For consumer users, some of the innovations here at the show, said Strategy Analytic's Joy, could include firmer plans for deploying 4G LTE and Mobile WiMAX networks, packaging wireless-embedded cameras and netbooks with new types of rate plans, and more smartphones, whose unit sales have risen in the U.S. despite declining handset sales overall.
U.S. smartphone sales by vendors grew 68.2 percent in 2008 and will rise 7.9 percent in 2009, then surge again at a 28.4 percent rate in 2010, according to IDC forecasts.
Smartphones and touch-screen-equipped phones will likely dominate show introductions. They'll include Windows Mobile 6.1 smartphones and at least one Windows Mobile 6.5 model, a hybrid cellphone/satellite phone. More Android-based phones are expected in the second half to join HTC's lone model in the U.S., but it wasn't certain at press time whether they would be introduced at the show.
Also at the show, startup prepaid carrier Zer01 will announce a commercial launch date for its $69.99/month unlimited mobile VoIP and data service, which will be sold through multiple distribution channels, including on-line and brick-and-mortar retailers.
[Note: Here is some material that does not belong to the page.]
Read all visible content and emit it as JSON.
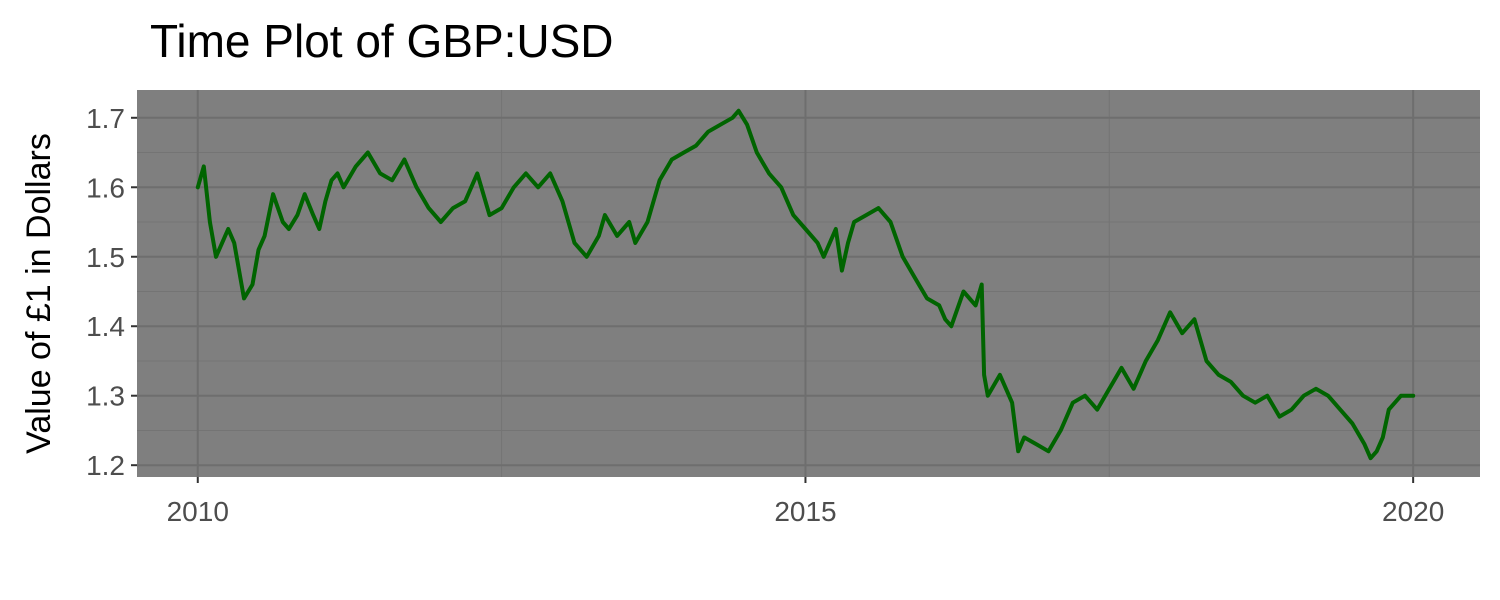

The $69.99/month plan includes unlimited calling throughout the U.S. For another $10/month, consumers can get unlimited international calling to 40 countries. There are no additional taxes or fees except for a $30 activation charge.
The service will bypass carriers' circuit-switched channels, sending voice as VoIP-based packets over carriers' packet-based GPRS, EDGE, or HSDPA data channels to a virtual private network (VPN) that in turn accesses the public Internet.